Die Mutter arbeitete als Kostümdesignerin und Bühnenbildnerin. Ihr Mann Johannes Waltz, ebenfalls Bühnenbildner, starb mit 41 Jahren. Christoph war damals erst sieben Jahre alt. Er wuchs mit zwei Brüdern und einer Schwester bei seinen Großeltern in Wien auf, während seine Mutter weiterhin in München arbeitete und an den Wochenenden in die österreichische Hauptstadt pendelte.
Die frühen Jahre: „Tatort“ und Roy Black
Nach dem Abitur studierte Waltz Schauspiel am Max-Reinhardt-Seminar und am Lee Strasberg Institute in New York. In den 70er Jahren begann seine Karriere als gut gebuchter Darsteller in TV- und Filmproduktionen, darunter ein Auftritt als angehender Ermittler in einem Wiener „Tatort“. Als unglücklicher Schlagerstar in „Du bist nicht allein – Die Roy Black Story“ wurde Waltz Mitte der 90er Jahre mit Fernsehpreisen ausgezeichnet.

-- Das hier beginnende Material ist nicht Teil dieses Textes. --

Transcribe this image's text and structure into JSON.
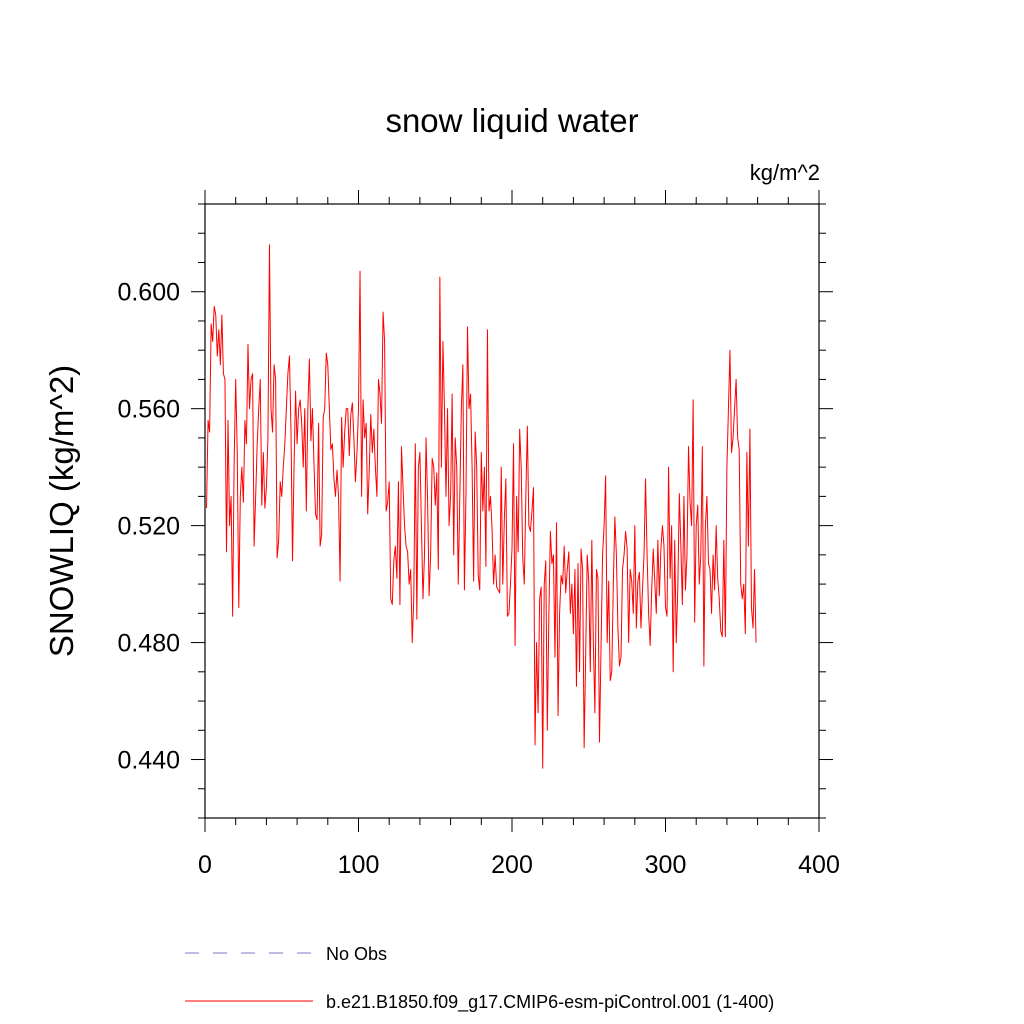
{
  "chart_data": {
    "type": "line",
    "title": "snow liquid water",
    "units_label": "kg/m^2",
    "xlabel": "",
    "ylabel": "SNOWLIQ  (kg/m^2)",
    "xlim": [
      0,
      400
    ],
    "ylim": [
      0.42,
      0.63
    ],
    "x_ticks": [
      0,
      100,
      200,
      300,
      400
    ],
    "x_tick_labels": [
      "0",
      "100",
      "200",
      "300",
      "400"
    ],
    "y_ticks": [
      0.44,
      0.48,
      0.52,
      0.56,
      0.6
    ],
    "y_tick_labels": [
      "0.440",
      "0.480",
      "0.520",
      "0.560",
      "0.600"
    ],
    "grid": false,
    "legend_position": "bottom",
    "legend": [
      {
        "name": "No Obs",
        "color": "#7777cc",
        "style": "dashed"
      },
      {
        "name": "b.e21.B1850.f09_g17.CMIP6-esm-piControl.001 (1-400)",
        "color": "#ff0000",
        "style": "solid"
      }
    ],
    "series": [
      {
        "name": "b.e21.B1850.f09_g17.CMIP6-esm-piControl.001 (1-400)",
        "color": "#ff0000",
        "x_start": 1,
        "x_step": 1,
        "values": [
          0.526,
          0.556,
          0.552,
          0.589,
          0.583,
          0.595,
          0.592,
          0.578,
          0.587,
          0.575,
          0.592,
          0.572,
          0.57,
          0.511,
          0.556,
          0.52,
          0.53,
          0.489,
          0.542,
          0.57,
          0.545,
          0.492,
          0.53,
          0.54,
          0.528,
          0.556,
          0.548,
          0.582,
          0.56,
          0.57,
          0.572,
          0.513,
          0.53,
          0.548,
          0.56,
          0.57,
          0.527,
          0.545,
          0.526,
          0.533,
          0.55,
          0.616,
          0.56,
          0.552,
          0.575,
          0.57,
          0.509,
          0.515,
          0.535,
          0.53,
          0.54,
          0.548,
          0.56,
          0.572,
          0.578,
          0.553,
          0.508,
          0.54,
          0.566,
          0.548,
          0.56,
          0.563,
          0.555,
          0.54,
          0.56,
          0.525,
          0.56,
          0.577,
          0.549,
          0.56,
          0.541,
          0.524,
          0.522,
          0.555,
          0.513,
          0.517,
          0.557,
          0.56,
          0.579,
          0.575,
          0.56,
          0.546,
          0.548,
          0.536,
          0.53,
          0.539,
          0.53,
          0.501,
          0.557,
          0.54,
          0.552,
          0.56,
          0.56,
          0.544,
          0.558,
          0.562,
          0.55,
          0.535,
          0.545,
          0.56,
          0.607,
          0.53,
          0.563,
          0.55,
          0.555,
          0.524,
          0.539,
          0.558,
          0.545,
          0.553,
          0.54,
          0.53,
          0.57,
          0.565,
          0.555,
          0.593,
          0.583,
          0.525,
          0.528,
          0.535,
          0.495,
          0.493,
          0.508,
          0.513,
          0.502,
          0.535,
          0.493,
          0.547,
          0.533,
          0.52,
          0.513,
          0.511,
          0.5,
          0.505,
          0.48,
          0.495,
          0.548,
          0.488,
          0.54,
          0.545,
          0.52,
          0.495,
          0.51,
          0.55,
          0.529,
          0.496,
          0.51,
          0.543,
          0.54,
          0.527,
          0.538,
          0.505,
          0.605,
          0.54,
          0.583,
          0.56,
          0.53,
          0.56,
          0.52,
          0.53,
          0.565,
          0.51,
          0.55,
          0.54,
          0.5,
          0.53,
          0.56,
          0.575,
          0.498,
          0.53,
          0.588,
          0.56,
          0.565,
          0.54,
          0.501,
          0.552,
          0.54,
          0.503,
          0.498,
          0.545,
          0.525,
          0.54,
          0.506,
          0.587,
          0.525,
          0.53,
          0.519,
          0.5,
          0.51,
          0.499,
          0.498,
          0.497,
          0.54,
          0.5,
          0.522,
          0.536,
          0.489,
          0.49,
          0.5,
          0.512,
          0.548,
          0.479,
          0.53,
          0.511,
          0.553,
          0.54,
          0.509,
          0.5,
          0.53,
          0.554,
          0.52,
          0.518,
          0.525,
          0.533,
          0.445,
          0.48,
          0.456,
          0.495,
          0.499,
          0.437,
          0.5,
          0.508,
          0.45,
          0.489,
          0.518,
          0.507,
          0.51,
          0.475,
          0.521,
          0.455,
          0.49,
          0.503,
          0.5,
          0.513,
          0.497,
          0.505,
          0.511,
          0.49,
          0.5,
          0.483,
          0.505,
          0.465,
          0.507,
          0.47,
          0.512,
          0.505,
          0.444,
          0.476,
          0.51,
          0.501,
          0.47,
          0.515,
          0.48,
          0.456,
          0.505,
          0.502,
          0.446,
          0.478,
          0.51,
          0.52,
          0.537,
          0.48,
          0.501,
          0.467,
          0.47,
          0.5,
          0.523,
          0.51,
          0.485,
          0.472,
          0.475,
          0.505,
          0.51,
          0.518,
          0.512,
          0.48,
          0.505,
          0.501,
          0.49,
          0.52,
          0.485,
          0.501,
          0.504,
          0.485,
          0.498,
          0.51,
          0.536,
          0.51,
          0.49,
          0.479,
          0.498,
          0.512,
          0.501,
          0.49,
          0.515,
          0.496,
          0.512,
          0.52,
          0.513,
          0.492,
          0.489,
          0.54,
          0.502,
          0.52,
          0.47,
          0.515,
          0.48,
          0.498,
          0.531,
          0.513,
          0.493,
          0.53,
          0.498,
          0.51,
          0.547,
          0.528,
          0.52,
          0.563,
          0.487,
          0.52,
          0.527,
          0.5,
          0.51,
          0.547,
          0.472,
          0.52,
          0.53,
          0.507,
          0.505,
          0.49,
          0.51,
          0.498,
          0.52,
          0.502,
          0.495,
          0.484,
          0.482,
          0.515,
          0.482,
          0.54,
          0.56,
          0.58,
          0.545,
          0.55,
          0.56,
          0.57,
          0.55,
          0.546,
          0.5,
          0.495,
          0.5,
          0.483,
          0.545,
          0.513,
          0.553,
          0.492,
          0.485,
          0.505,
          0.48
        ]
      }
    ]
  }
}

Mit seinem Leben in der deutschsprachigen TV-Welt war Waltz dennoch nicht zufrieden. Wenn seine Mutter sich nach seiner Arbeit erkundigte, sagte er nur: «Frag mich nicht», erzählt sie in ihrer Autobiografie.
Hollywood-Karriere seit Tarantino
Die Tarantino-Filme und Oscars öffneten Waltz die Tore zu Hollywood. Neben Bösewichten verkörperte er immer wieder Blender und Lügner aus dem echten Leben: In Tim Burtons „Big Eyes“ stellte er Walter Keane dar, der die Gemälde seiner Frau als die eigenen ausgab. Und im selbstinszenierten „Georgetown“ spielte Waltz einen Deutschen, der sich ab den 1990er Jahren durch Washington schwindelte.
Am überzeugendsten ist Waltz aber dann, wenn er sich von Rollenklischees freispielt. An der Seite von Matt Damon gab er in „Downsizing» einen schmierigen und gut gelaunten Geschäftsmann. Zu seinen jüngsten Arbeiten zählt der Science-Fiction-Film „Alita: Battle Angel“ von Robert Rodriguez und James Cameron („Titanic“, „Avatar“), in dem Waltz den Arzt und besorgten Ziehvater eines Cyborg-Mädchens spielt. Abseits von Hollywood hat Waltz zwei Opern inszeniert. Sein „Fidelio“ fand 2020 in Wien allerdings nur im Fernsehen und ohne Zuschauer statt.
Waltz, der drei erwachsene Kinder aus erster Ehe und eine Tochter aus seiner zweiten Ehe hat, schützt sein Privatleben in Los Angeles und Berlin vor der Öffentlichkeit. Von seiner Sprecherin war nur zu erfahren, dass Waltz der Londoner Premiere des neuen Bond-Films nicht beiwohnen werde, weil er derzeit in den USA für die zweite Staffel der Action-Serie „A Most Dangerous Game»“vor der Kamera stehe – als moralisch zwielichtiger Geschäftsmann, der Menschenjagden vermittelt.